Flying can be very expensive. It takes a minimum of 40 hours to earn a private pilot’s license under a Part 61 program. The average cost of obtaining a private ticket in the United States can range from $6,000 to $10,000.
The Sport Pilot ticket, created in September 2004, potentially cuts that cost in half because the experience requirement is only 20 hours. The math is simple: Less hours equals lower cost. The fact that less time is required also makes the ticket attractive because it’s easier to get through the training quickly. The idea, say key members in the industry, is to get more people into aviation.
It appears to be working.
More and more flight schools are adding Light Sport Aircraft to their fleets. Sport Pilots train in LSAs, which are two-place planes with 100-hp engines. That’s fine for training as usually it’s just a student pilot and instructor in the aircraft.
At first many schools and FBOs adopted a wait and see attitude toward the new ticket, reluctant to purchase an S-LSA for their fleets. However, the schools that did add S-LSAs soon noticed that the LSA, which usually was priced below other aircraft and was a new airframe, tended to fly more than the other aircraft.
“The LSA market is maturing,” said Dan Johnson, president of the Light Aircraft Manufacturers Association (LAMA) and a key player in the LSA industry.
Johnson tracks LSA trends on his website, ByDanJohnson.com, and has created a list called FIRM (for Flight Instruction and Maintenance) that keeps track of verified LSA businesses.
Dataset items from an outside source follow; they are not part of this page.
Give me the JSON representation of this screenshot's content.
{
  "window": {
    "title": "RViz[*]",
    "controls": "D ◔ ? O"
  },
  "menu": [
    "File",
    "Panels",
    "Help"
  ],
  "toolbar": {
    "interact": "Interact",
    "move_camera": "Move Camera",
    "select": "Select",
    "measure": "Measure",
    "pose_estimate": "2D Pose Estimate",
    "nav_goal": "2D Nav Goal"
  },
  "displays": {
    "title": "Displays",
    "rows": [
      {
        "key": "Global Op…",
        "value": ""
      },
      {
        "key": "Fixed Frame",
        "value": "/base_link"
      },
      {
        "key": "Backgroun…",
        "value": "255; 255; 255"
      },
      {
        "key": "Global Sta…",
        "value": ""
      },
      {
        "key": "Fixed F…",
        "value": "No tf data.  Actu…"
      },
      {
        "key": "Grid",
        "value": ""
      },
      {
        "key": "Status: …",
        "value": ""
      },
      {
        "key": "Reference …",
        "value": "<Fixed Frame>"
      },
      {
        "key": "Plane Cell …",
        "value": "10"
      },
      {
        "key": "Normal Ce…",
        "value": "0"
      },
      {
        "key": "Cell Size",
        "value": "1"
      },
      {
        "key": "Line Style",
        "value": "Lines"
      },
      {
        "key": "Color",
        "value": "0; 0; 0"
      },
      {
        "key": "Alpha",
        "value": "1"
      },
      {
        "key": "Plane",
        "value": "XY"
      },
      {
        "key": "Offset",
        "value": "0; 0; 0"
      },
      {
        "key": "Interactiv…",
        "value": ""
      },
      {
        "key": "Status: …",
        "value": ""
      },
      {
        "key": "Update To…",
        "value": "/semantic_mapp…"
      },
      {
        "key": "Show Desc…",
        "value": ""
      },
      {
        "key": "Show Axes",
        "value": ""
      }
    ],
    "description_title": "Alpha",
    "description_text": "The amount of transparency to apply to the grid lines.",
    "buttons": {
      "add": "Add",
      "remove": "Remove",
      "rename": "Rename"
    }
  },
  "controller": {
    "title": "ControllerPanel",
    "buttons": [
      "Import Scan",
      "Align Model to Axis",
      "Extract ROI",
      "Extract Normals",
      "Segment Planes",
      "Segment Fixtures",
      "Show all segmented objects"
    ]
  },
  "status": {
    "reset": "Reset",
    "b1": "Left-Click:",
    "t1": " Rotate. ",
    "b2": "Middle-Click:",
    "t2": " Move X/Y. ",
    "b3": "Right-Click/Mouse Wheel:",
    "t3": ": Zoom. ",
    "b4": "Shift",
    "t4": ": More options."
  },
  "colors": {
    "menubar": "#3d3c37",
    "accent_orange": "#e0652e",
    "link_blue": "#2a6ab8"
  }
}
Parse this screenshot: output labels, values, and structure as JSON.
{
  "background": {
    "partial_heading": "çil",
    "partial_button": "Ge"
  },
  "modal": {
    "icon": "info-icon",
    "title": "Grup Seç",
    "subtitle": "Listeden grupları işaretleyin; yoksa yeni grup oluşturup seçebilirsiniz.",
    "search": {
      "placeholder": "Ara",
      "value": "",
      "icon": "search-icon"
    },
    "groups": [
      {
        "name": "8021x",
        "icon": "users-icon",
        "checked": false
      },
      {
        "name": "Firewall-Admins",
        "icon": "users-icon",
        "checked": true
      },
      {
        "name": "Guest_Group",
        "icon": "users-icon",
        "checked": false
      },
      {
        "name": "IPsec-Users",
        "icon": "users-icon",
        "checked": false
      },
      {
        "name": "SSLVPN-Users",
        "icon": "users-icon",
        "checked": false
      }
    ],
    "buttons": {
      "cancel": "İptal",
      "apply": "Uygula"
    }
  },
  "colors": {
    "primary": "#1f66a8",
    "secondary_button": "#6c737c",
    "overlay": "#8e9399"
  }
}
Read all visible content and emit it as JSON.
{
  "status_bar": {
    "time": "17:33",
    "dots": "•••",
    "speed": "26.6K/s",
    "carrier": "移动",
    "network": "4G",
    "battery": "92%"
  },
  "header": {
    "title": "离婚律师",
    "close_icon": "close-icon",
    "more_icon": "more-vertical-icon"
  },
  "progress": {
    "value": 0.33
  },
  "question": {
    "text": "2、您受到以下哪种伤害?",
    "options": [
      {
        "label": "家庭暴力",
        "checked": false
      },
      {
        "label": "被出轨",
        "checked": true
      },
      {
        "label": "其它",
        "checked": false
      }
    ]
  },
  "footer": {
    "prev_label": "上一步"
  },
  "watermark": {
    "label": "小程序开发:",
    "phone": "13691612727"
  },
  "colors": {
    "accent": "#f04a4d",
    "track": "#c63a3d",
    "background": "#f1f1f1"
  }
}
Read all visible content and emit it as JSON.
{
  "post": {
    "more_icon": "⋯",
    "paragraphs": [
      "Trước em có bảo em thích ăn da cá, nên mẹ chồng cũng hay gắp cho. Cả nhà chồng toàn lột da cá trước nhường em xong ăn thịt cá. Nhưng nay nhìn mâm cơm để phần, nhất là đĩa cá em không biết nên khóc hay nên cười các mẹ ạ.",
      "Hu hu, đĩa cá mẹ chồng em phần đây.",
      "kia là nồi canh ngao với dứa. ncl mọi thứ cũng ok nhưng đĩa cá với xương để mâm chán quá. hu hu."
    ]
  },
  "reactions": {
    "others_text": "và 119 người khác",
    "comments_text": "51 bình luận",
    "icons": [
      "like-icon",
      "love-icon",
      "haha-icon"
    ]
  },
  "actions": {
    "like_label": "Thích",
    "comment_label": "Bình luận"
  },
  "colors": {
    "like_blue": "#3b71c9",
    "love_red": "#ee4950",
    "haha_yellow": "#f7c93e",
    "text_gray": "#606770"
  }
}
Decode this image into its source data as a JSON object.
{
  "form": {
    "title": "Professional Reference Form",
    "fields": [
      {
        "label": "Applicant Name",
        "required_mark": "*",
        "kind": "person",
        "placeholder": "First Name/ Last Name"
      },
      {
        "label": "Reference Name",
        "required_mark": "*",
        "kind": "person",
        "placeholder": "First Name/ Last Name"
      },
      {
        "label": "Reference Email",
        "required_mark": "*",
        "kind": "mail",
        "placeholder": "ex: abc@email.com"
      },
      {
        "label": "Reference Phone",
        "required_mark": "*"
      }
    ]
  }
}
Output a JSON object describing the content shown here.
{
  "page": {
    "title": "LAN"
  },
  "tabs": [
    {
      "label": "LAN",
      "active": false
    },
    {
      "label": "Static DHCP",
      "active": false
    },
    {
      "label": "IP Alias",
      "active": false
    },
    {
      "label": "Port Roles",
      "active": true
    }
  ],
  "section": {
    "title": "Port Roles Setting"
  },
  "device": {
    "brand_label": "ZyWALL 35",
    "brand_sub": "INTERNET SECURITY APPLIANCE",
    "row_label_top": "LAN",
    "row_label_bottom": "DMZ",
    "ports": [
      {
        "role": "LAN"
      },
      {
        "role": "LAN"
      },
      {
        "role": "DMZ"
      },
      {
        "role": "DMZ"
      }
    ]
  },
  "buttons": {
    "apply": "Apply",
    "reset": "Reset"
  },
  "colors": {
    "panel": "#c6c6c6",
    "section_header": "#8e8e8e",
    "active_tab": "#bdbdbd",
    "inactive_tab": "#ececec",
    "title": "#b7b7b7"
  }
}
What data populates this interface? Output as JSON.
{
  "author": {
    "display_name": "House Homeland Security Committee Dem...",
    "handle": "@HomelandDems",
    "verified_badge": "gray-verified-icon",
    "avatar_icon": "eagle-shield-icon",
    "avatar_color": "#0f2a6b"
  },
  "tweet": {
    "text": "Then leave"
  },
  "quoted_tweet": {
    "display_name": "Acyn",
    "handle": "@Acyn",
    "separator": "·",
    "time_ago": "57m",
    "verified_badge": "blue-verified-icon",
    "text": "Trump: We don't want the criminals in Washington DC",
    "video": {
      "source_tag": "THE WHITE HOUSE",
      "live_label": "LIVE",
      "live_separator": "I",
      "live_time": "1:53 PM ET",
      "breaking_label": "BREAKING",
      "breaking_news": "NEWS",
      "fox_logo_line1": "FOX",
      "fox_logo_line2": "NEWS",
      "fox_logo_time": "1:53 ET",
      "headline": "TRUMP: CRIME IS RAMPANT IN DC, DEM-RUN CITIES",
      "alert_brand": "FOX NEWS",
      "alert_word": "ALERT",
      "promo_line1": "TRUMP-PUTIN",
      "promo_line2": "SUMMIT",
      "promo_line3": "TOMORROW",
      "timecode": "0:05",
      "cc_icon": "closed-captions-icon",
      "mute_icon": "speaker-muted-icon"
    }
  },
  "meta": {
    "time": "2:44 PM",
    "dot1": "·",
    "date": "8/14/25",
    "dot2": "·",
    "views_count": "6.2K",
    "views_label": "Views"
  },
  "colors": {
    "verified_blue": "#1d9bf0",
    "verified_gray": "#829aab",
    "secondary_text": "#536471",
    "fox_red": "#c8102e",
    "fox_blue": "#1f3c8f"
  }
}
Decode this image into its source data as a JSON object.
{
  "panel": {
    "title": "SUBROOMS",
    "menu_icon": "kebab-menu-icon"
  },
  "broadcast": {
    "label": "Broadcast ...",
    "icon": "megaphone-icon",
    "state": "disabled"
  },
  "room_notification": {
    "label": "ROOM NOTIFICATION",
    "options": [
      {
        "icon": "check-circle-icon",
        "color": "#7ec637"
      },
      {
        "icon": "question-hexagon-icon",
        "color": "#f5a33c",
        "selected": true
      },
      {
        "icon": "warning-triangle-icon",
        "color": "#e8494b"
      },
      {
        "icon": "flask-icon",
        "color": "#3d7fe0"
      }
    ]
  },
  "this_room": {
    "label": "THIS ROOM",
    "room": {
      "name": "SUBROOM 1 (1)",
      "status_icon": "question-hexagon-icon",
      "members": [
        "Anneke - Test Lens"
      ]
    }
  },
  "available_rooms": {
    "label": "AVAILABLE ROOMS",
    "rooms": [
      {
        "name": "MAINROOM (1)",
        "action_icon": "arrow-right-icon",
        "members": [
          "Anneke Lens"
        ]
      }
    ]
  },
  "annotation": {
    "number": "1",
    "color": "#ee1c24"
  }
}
According to Johnson, there are approximately 70 LSAs that are certified for flight instruction.
“The economic downturn may actually be helping LSA in that the contraction is focusing buyers on the much lower cost of a new LSA compared to a new GA aircraft,” Johnson suggested
Also comparing favorably is Sport Pilot training. While it’s half of that required for a private ticket, it’s still quite similar. Sport Pilots learn about aerodynamics, maneuvering, aircraft systems, weather, communications, navigation and airport operations.
If you decide to pursue a private pilot ticket in the future, you may find that much of your experience applies to that certificate as well. Read the FARs and Practical Test Standards carefully to be sure.
Because there are so many classes and categories of LSA — from metal and composite airplanes to powered parachutes and gliders — it can be a challenge to find an instructor qualified to teach in the LSA you want to fly. Here the Internet is a valuable tool. Type sport pilot instructor into a search engine. You’ll find several pages with lists, and the instructors are sorted by state and specialty.